In this study, we used FK866 as an iNAMPT inhibitor, eNAMPT-neutralising mAb as an eNAMPT inhibitor, and Nampt heterozygous knockout mice as an iNAMPT/eNAMPT-inhibited mouse model. FK866 inhibits the enzymatic activity of NAMPT and thus inhibits both iNAMPT and eNAMPT. However, the relevance of the extracellular enzymatic activity of eNAMPT is still uncertain, as decreases in serum nicotinamide mononucleotide (NMN) were never observed after FK866 administration. In addition, there is inconsistent evidence as to whether eNAMPT generates NMN extracellularly and influences cellular function. Whereas the FK866 inhibitor is cell-permeable and effectively inhibits iNAMPT enzymatic activity, the eNAMPT mAb is delivered intraperitoneally and does not access the intracellular compartment to influence intracellular NAD levels.

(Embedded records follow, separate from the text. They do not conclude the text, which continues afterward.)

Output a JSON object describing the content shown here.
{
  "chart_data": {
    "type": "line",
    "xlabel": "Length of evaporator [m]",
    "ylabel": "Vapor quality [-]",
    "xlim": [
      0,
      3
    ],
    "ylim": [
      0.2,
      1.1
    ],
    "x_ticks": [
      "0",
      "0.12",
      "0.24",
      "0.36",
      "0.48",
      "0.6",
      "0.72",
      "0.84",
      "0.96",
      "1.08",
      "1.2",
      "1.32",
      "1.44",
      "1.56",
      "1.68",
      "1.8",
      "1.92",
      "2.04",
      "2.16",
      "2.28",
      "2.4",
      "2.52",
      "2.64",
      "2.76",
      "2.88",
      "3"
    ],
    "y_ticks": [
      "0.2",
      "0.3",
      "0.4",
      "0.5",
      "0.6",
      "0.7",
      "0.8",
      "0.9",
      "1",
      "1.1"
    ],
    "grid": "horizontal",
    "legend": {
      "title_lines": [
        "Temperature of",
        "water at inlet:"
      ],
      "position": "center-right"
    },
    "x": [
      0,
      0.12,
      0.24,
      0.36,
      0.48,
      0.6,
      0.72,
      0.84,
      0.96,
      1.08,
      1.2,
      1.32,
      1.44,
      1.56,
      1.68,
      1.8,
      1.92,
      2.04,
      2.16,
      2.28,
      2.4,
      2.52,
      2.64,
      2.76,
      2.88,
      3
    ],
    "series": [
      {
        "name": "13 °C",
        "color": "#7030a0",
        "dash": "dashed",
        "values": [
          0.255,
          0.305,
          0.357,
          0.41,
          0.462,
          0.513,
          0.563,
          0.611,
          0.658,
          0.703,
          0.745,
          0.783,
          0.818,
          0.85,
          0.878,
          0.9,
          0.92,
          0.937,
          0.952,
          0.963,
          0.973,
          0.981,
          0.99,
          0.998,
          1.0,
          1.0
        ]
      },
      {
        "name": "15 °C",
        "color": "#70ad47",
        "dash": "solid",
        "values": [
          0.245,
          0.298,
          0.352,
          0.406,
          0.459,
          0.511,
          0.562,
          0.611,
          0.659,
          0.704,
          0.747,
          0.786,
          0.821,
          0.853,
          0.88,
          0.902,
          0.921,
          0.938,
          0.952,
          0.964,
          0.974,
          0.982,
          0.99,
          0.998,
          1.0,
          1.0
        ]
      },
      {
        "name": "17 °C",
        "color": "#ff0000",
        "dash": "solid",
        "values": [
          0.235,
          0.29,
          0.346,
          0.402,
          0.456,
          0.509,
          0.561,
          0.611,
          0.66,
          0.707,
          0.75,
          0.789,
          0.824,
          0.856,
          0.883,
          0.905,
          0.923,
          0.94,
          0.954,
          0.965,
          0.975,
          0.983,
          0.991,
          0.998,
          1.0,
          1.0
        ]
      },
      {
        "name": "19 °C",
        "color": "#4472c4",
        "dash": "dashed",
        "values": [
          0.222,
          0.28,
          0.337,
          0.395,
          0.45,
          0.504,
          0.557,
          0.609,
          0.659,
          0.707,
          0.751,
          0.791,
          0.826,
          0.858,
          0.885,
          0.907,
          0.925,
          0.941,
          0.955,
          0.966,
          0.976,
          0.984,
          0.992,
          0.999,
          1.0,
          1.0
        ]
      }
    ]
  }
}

iNAMPT plays a critical role in maintaining the physiological function of cells by generating NAD+; however, NAD+ application to control ECs or control vessels significantly attenuated endothelial function in our study (Figs 5 and 6), implying that a pathophysiological increase in iNAMPT has a maladaptive effect on endothelial function. Therefore, inhibition of iNAMPT by FK866 showed a beneficial effect on coronary microvascular function in diabetic mice in which iNAMPT is overexpressed above its physiological level.

Our studies using the humanised eNAMPT-neutralising ALT-100 mAb, which is currently in phase 2A clinical trials (ClinicalTrials.gov, NCT05938036), highlight the critical role of circulating eNAMPT as a damage-associated molecular pattern [17]. The ALT-100 mAb has been shown to reduce the severity of diverse preclinical models of non-alcoholic fatty liver disease (NASH)-induced hepatic fibrosis [17], radiation-induced lung fibrosis [57], ischaemia-induced cardiac fibrosis [20] and pulmonary hypertension [22] underscoring the importance of our current findings in diabetic mice with CMD.

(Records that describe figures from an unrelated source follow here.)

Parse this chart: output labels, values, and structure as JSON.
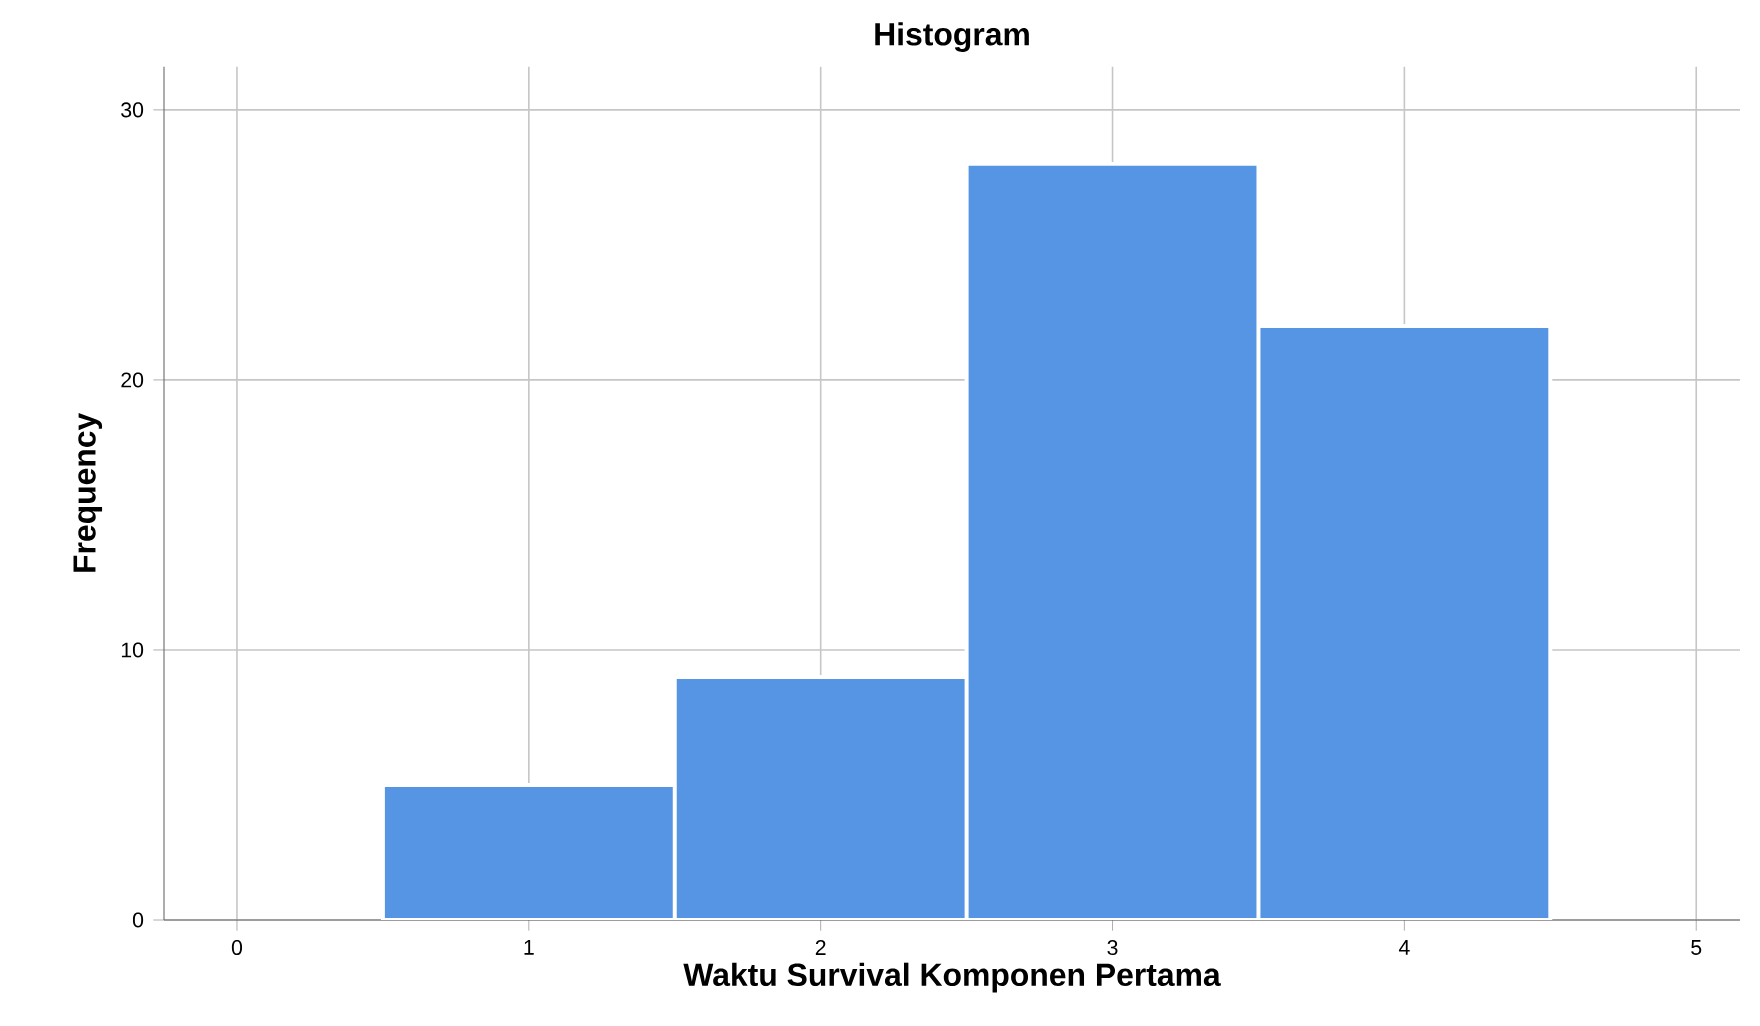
{
  "chart_data": {
    "type": "histogram",
    "title": "Histogram",
    "xlabel": "Waktu Survival Komponen Pertama",
    "ylabel": "Frequency",
    "bins": [
      0.5,
      1.5,
      2.5,
      3.5,
      4.5
    ],
    "values": [
      5,
      9,
      28,
      22
    ],
    "color": "#5595e3",
    "xlim": [
      -0.25,
      5.15
    ],
    "ylim": [
      0,
      31.6
    ],
    "xticks": [
      0,
      1,
      2,
      3,
      4,
      5
    ],
    "yticks": [
      0,
      10,
      20,
      30
    ],
    "grid": true
  }
}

In conclusion, we present compelling data indicating that diabetes leads to increased iNAMPT expression in CECs and augmented eNAMPT secretion that subsequently attenuates CEC migration, inhibits EDR in CAs and impairs coronary microvascular function. Our highly translational studies, using global Nampt+/− heterozygous knockout mice, an iNAMPT enzymatic inhibitor and an eNAMPT-neutralising mAb, indicate that NAMPT is a promising therapeutic target for developing novel and unique treatments for CMD in people with diabetes.